Khushwant Singh: Reading the mind of the bigot

There is something loathsome about racial and religious bigotry. While racism has abated in recent years, religious fanaticism has taken an upward swing and assumed medieval proportions. The phenomenon is more evident in the Islamic world than in the Christian and the Hindu because Muslims have lost their past glory and are desperately trying to regain it. One section that is in a majority is trying to modernise themselves while the other believes that their salvation lies in reviving Shariat laws, as they are prescribed in the Koran and sayings of Prophet Mohammed with their draconian code of punishments: lopping of errant limbs, beheading men found guilty, stoning to death women caught in adultery. Such are the followers of Osama bin Laden, his Al-Qaida and the Taliban. They provide a lot of anti-Muslim ammunition to the western media and the Hindu-owned press in India.

I have done my best to understand the Muslim bigots’ point of view but without much success because there is very little written to explain it. I was, therefore, very eager to read Mohsin Hamid’s The Reluctant Fundamentalist (Penguin Viking). I had good reasons to do so; I had read his first novel Moth Smoke and gave it a favourite review; he is a Lahoria (from Lahore), so am I and would in all probability still be living there but for the partition of 1947. He is a product of Princeton University. I taught at Princeton long before he was born. I was fascinated by the way he described his own conversion from an Americanised Pakistani, a topper in his studies, holding a highly lucrative job in a prestigious consultancy firm and in love with a rich, beautiful Princtinian, who he is interested to marry. All this is detailed in felicitous prose, shorn of adjectives that Indian and Pakistani writers are prone to use in excess. The change is dramatic. He is on an assignment in Manila.

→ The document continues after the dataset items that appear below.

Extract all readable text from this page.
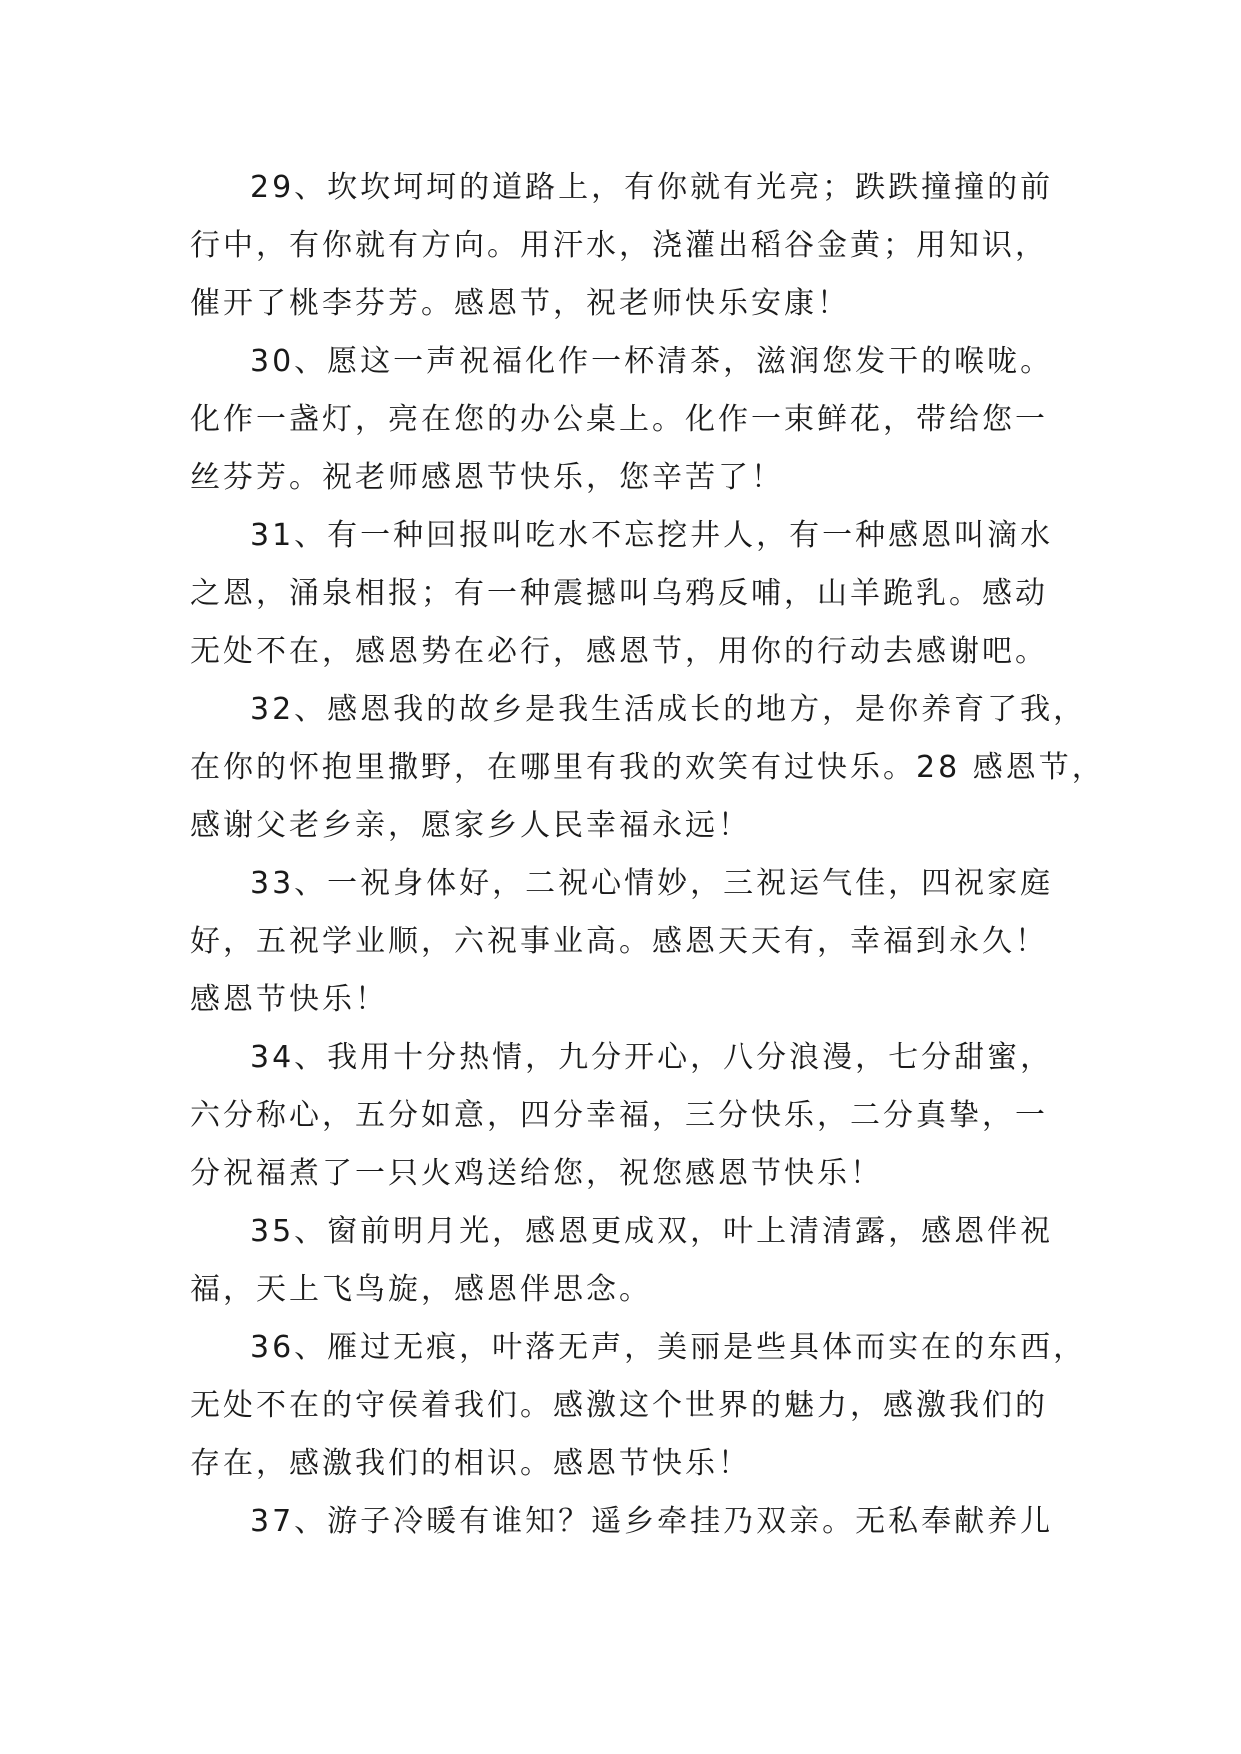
29、坎坎坷坷的道路上，有你就有光亮；跌跌撞撞的前
行中，有你就有方向。用汗水，浇灌出稻谷金黄；用知识，
催开了桃李芬芳。感恩节，祝老师快乐安康！

30、愿这一声祝福化作一杯清茶，滋润您发干的喉咙。
化作一盏灯，亮在您的办公桌上。化作一束鲜花，带给您一
丝芬芳。祝老师感恩节快乐，您辛苦了！

31、有一种回报叫吃水不忘挖井人，有一种感恩叫滴水
之恩，涌泉相报；有一种震撼叫乌鸦反哺，山羊跪乳。感动
无处不在，感恩势在必行，感恩节，用你的行动去感谢吧。

32、感恩我的故乡是我生活成长的地方，是你养育了我，
在你的怀抱里撒野，在哪里有我的欢笑有过快乐。28 感恩节，
感谢父老乡亲，愿家乡人民幸福永远！

33、一祝身体好，二祝心情妙，三祝运气佳，四祝家庭
好，五祝学业顺，六祝事业高。感恩天天有，幸福到永久！
感恩节快乐！

34、我用十分热情，九分开心，八分浪漫，七分甜蜜，
六分称心，五分如意，四分幸福，三分快乐，二分真挚，一
分祝福煮了一只火鸡送给您，祝您感恩节快乐！

35、窗前明月光，感恩更成双，叶上清清露，感恩伴祝
福，天上飞鸟旋，感恩伴思念。

36、雁过无痕，叶落无声，美丽是些具体而实在的东西，
无处不在的守侯着我们。感激这个世界的魅力，感激我们的
存在，感激我们的相识。感恩节快乐！

37、游子冷暖有谁知？遥乡牵挂乃双亲。无私奉献养儿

He has done his job to the complete satisfaction of his employers and is packing up to return to New York. His TV is on. He sees the New York Trade Centre being rammed by a passenger plane and Pentagon in Washington being bombed. Instead of being appalled by the magnitude of death and destruction caused by these criminal acts committed in a country to which he owes so much, he says to himself: “Serves you Yankees right.” He feels a sense of pride at the precision with which the operations were carried out by Muslims who are ready to give up their lives for the cause of Islam. He justifies their actions as something Americans deserved to get for their arrogance and meddling in affairs of Muslim countries. He stops shaving and starts growing a beard. On arrival at New York he is subjected to body search and questioning by Immigration officials while his colleagues are let in without fuss — for no better reasons than that he bears a Muslim name and sports a beard.

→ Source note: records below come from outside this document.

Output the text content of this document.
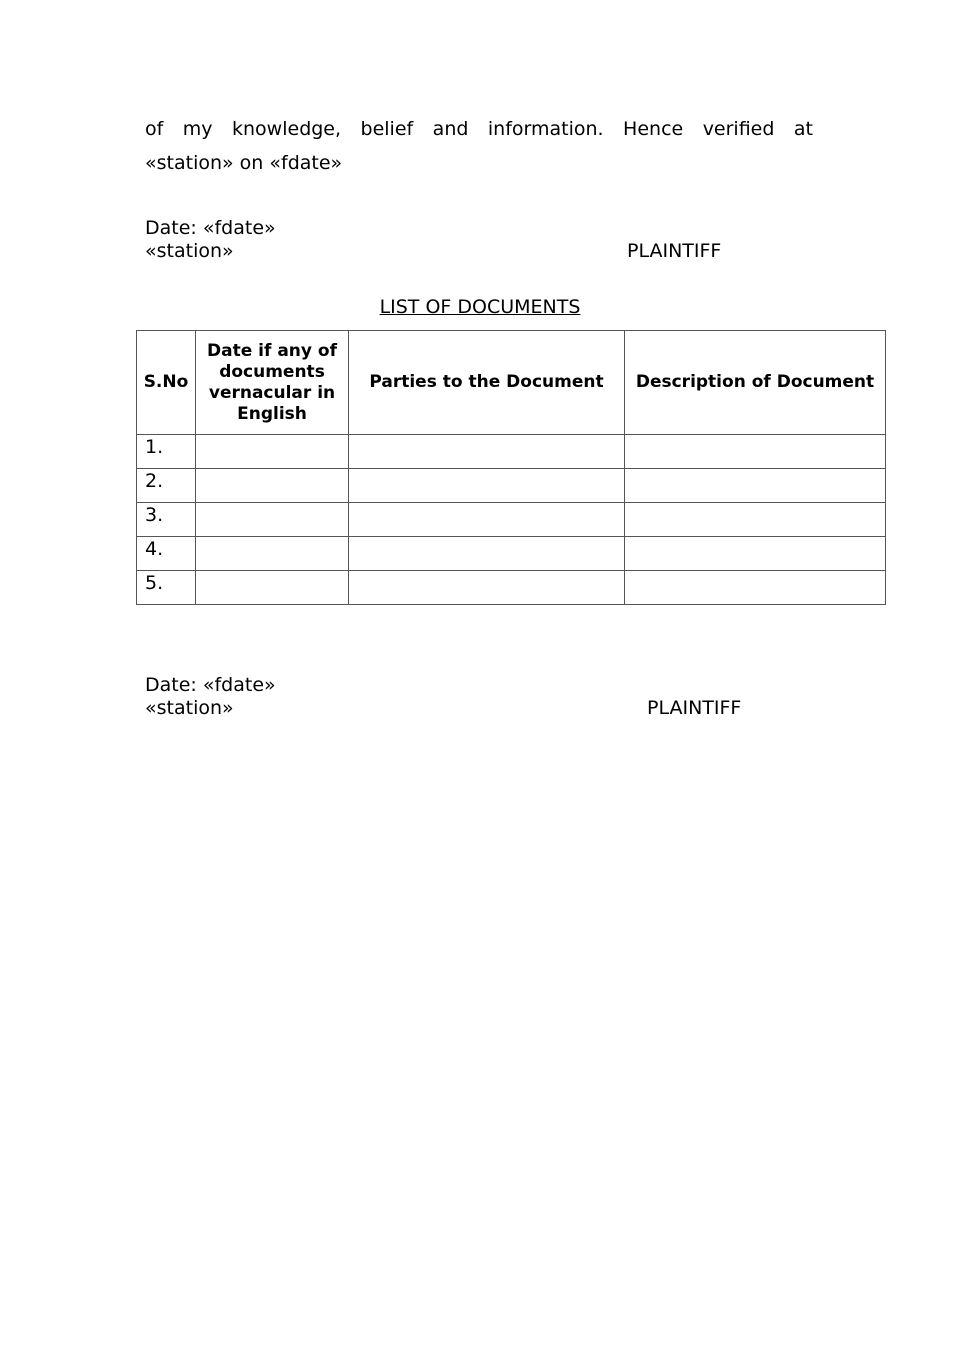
of my knowledge, belief and information. Hence verified at
«station» on «fdate»

Date: «fdate»
«station»	PLAINTIFF
LIST OF DOCUMENTS
S.No	Date if any of documents vernacular in English	Parties to the Document	Description of Document
1.			
2.			
3.			
4.			
5.			
Date: «fdate»
«station»	PLAINTIFF
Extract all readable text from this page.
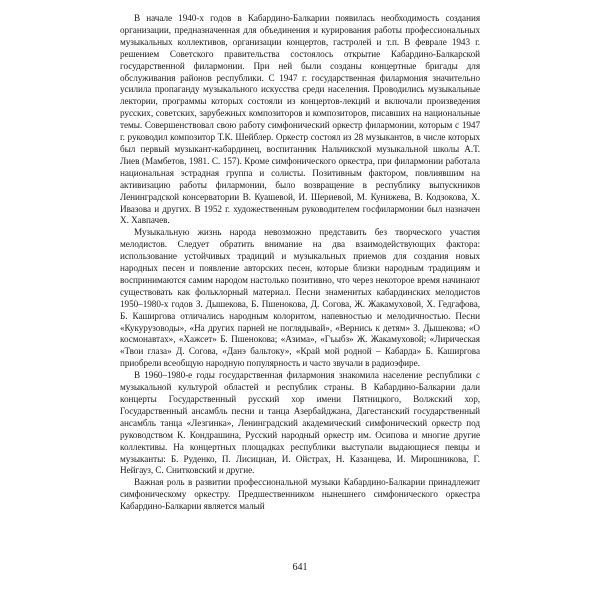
В начале 1940-х годов в Кабардино-Балкарии появилась необходимость создания организации, предназначенная для объединения и курирования работы профессиональных музыкальных коллективов, организации концертов, гастролей и т.п. В феврале 1943 г. решением Советского правительства состоялось открытие Кабардино-Балкарской государственной филармонии. При ней были созданы концертные бригады для обслуживания районов республики. С 1947 г. государственная филармония значительно усилила пропаганду музыкального искусства среди населения. Проводились музыкальные лектории, программы которых состояли из концертов-лекций и включали произведения русских, советских, зарубежных композиторов и композиторов, писавших на национальные темы. Совершенствовал свою работу симфонический оркестр филармонии, которым с 1947 г. руководил композитор Т.К. Шейблер. Оркестр состоял из 28 музыкантов, в числе которых был первый музыкант-кабардинец, воспитанник Нальчикской музыкальной школы А.Т. Лиев (Мамбетов, 1981. С. 157). Кроме симфонического оркестра, при филармонии работала национальная эстрадная группа и солисты. Позитивным фактором, повлиявшим на активизацию работы филармонии, было возвращение в республику выпускников Ленинградской консерватории В. Куашевой, И. Шериевой, М. Кунижева, В. Кодзокова, Х. Ивазова и других. В 1952 г. художественным руководителем госфилармонии был назначен Х. Хавпачев.

Музыкальную жизнь народа невозможно представить без творческого участия мелодистов. Следует обратить внимание на два взаимодействующих фактора: использование устойчивых традиций и музыкальных приемов для создания новых народных песен и появление авторских песен, которые близки народным традициям и воспринимаются самим народом настолько позитивно, что через некоторое время начинают существовать как фольклорный материал. Песни знаменитых кабардинских мелодистов 1950–1980-х годов З. Дышекова, Б. Пшенокова, Д. Согова, Ж. Жакамуховой, Х. Гедгафова, Б. Каширгова отличались народным колоритом, напевностью и мелодичностью. Песни «Кукурузоводы», «На других парней не поглядывай», «Вернись к детям» З. Дышекова; «О космонавтах», «Хажсет» Б. Пшенокова; «Азима», «Гъыбз» Ж. Жакамуховой; «Лирическая «Твои глаза» Д. Согова, «Данэ бальтоку», «Край мой родной – Кабарда» Б. Каширгова приобрели всеобщую народную популярность и часто звучали в радиоэфире.

В 1960–1980-е годы государственная филармония знакомила население республики с музыкальной культурой областей и республик страны. В Кабардино-Балкарии дали концерты Государственный русский хор имени Пятницкого, Волжский хор, Государственный ансамбль песни и танца Азербайджана, Дагестанский государственный ансамбль танца «Лезгинка», Ленинградский академический симфонический оркестр под руководством К. Кондрашина, Русский народный оркестр им. Осипова и многие другие коллективы. На концертных площадках республики выступали выдающиеся певцы и музыканты: Б. Руденко, П. Лисициан, И. Ойстрах, Н. Казанцева, И. Мирошникова, Г. Нейгауз, С. Снитковский и другие.

Важная роль в развитии профессиональной музыки Кабардино-Балкарии принадлежит симфоническому оркестру. Предшественником нынешнего симфонического оркестра Кабардино-Балкарии является малый

641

He becomes a split personality. His mind is no longer in his work. His girlfriend is in a psychiatric clinic and no longer keen to marry him. On his next assignment in Chile he leaves his job unfinished and knows he will be sacked. But his mind is made up on hearing one word Jaan Nisaar — life sacrificer. They were a kind of suicide squad formed of young Christian slaves and trained as bodyguards of the Sultans of Turkey. So much as he owes to America, he returns to Lahore, takes up a job as a lecturer and becomes leader of the anti-American agitators.

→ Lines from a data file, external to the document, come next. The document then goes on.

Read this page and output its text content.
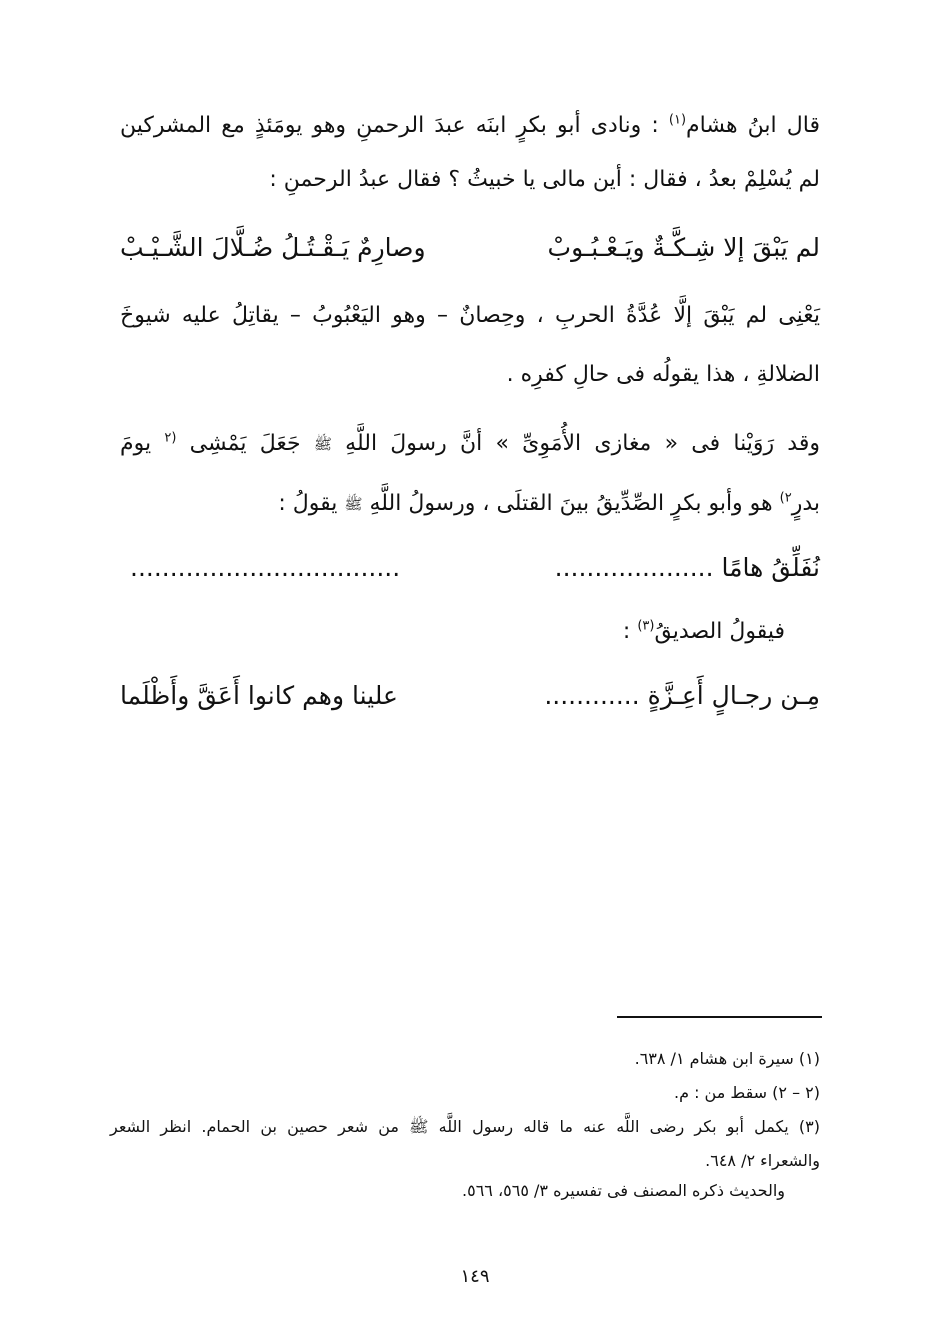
قال ابنُ هشام$^{(١)}$ : ونادى أبو بكرٍ ابنَه عبدَ الرحمنِ وهو يومَئذٍ مع المشركين
لم يُسْلِمْ بعدُ ، فقال : أين مالى يا خبيثُ ؟ فقال عبدُ الرحمنِ :
لم يَبْقَ إلا شِـكَّـةٌ ويَـعْـبُـوبْ
وصارِمٌ يَـقْـتُـلُ ضُـلَّالَ الشَّـيْـبْ
يَعْنِى لم يَبْقَ إلَّا عُدَّةُ الحربِ ، وحِصانٌ – وهو اليَعْبُوبُ – يقاتِلُ عليه شيوخَ
الضلالةِ ، هذا يقولُه فى حالِ كفرِه .
وقد رَوَيْنا فى « مغازى الأُمَوِىِّ » أنَّ رسولَ اللَّهِ ﷺ جَعَلَ يَمْشِى $^{(٢}$ يومَ
بدرٍ$^{٢)}$ هو وأبو بكرٍ الصِّدِّيقُ بينَ القتلَى ، ورسولُ اللَّهِ ﷺ يقولُ :
نُفَلِّقُ هامًا ....................
..................................
فيقولُ الصديقُ$^{(٣)}$ :
مِـن رجـالٍ أَعِـزَّةٍ ............
علينا وهم كانوا أَعَقَّ وأَظْلَما
(١) سيرة ابن هشام ١/ ٦٣٨.
(٢ – ٢) سقط من : م.
(٣) يكمل أبو بكر رضى اللَّه عنه ما قاله رسول اللَّه ﷺ من شعر حصين بن الحمام. انظر الشعر
والشعراء ٢/ ٦٤٨.
والحديث ذكره المصنف فى تفسيره ٣/ ٥٦٥، ٥٦٦.
١٤٩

The story is related to an American tourist he takes out to dinner in a dhaba in old Anarkali when all vehicular traffic is stopped at sunset and the ancient bazaar becomes one long colourfully lit eatery. It is a well-told story but I could not find any cogent arguments justifying his conversion from rationalism to fundamentalism.

No punctuation

Am I right in believing that none of our languages have ever used punctuation marks: no commas, colons, semi-colons, exclamation marks or even full stops? Why? And why has not any of our bhasha writers ever suggested that it is time we introduced them in languages recognised by our Constitution. We do not have to manufacture them; just take the whole lot from European languages and adapt them for our own purposes.

In many of our ancient scriptures even words were joined together with one line running from left to right across the pages. I recall having to battle with them when first inducted to read the Granth Sahib as a child. It not only made reading difficult but also led to confusion of meanings. It was said that a curse was placed on anyone who separated the words. It was only in the 1920s that scholars took courage and new editions of the scriptures with words separated were published. But to this day the only punctuation mark is a full stop in the form of a straight line like the letter ‘I’ and two ‘II’ at the end of every hymn.

Punctuation marks are important. If wrongly placed, they can change the meaning of the sentence. Rightly placed they help the reader in understanding what the writer wants to say. I wish some writer of eminence like Gurudev Rabindra Nath Tagore or Munshi Prem Chand or Allama Iqbal had taken the initiative in this direction. It is something our Sahitya Akademi and regional language academies could put on the top of their agendas and relegate giving awards to authors and translators as of lesser importance.

Satyamev Jayatey

A judge took his car for repair to his mechanic who was running his workshop in a rented house. On seeing the landlord abusing the car mechanic, he intervened.
Landlord: This mechanic is a liar and I don’t lie except in the courts.

Judge: Why so? Landlord: If I tell the truth, I would lose my case.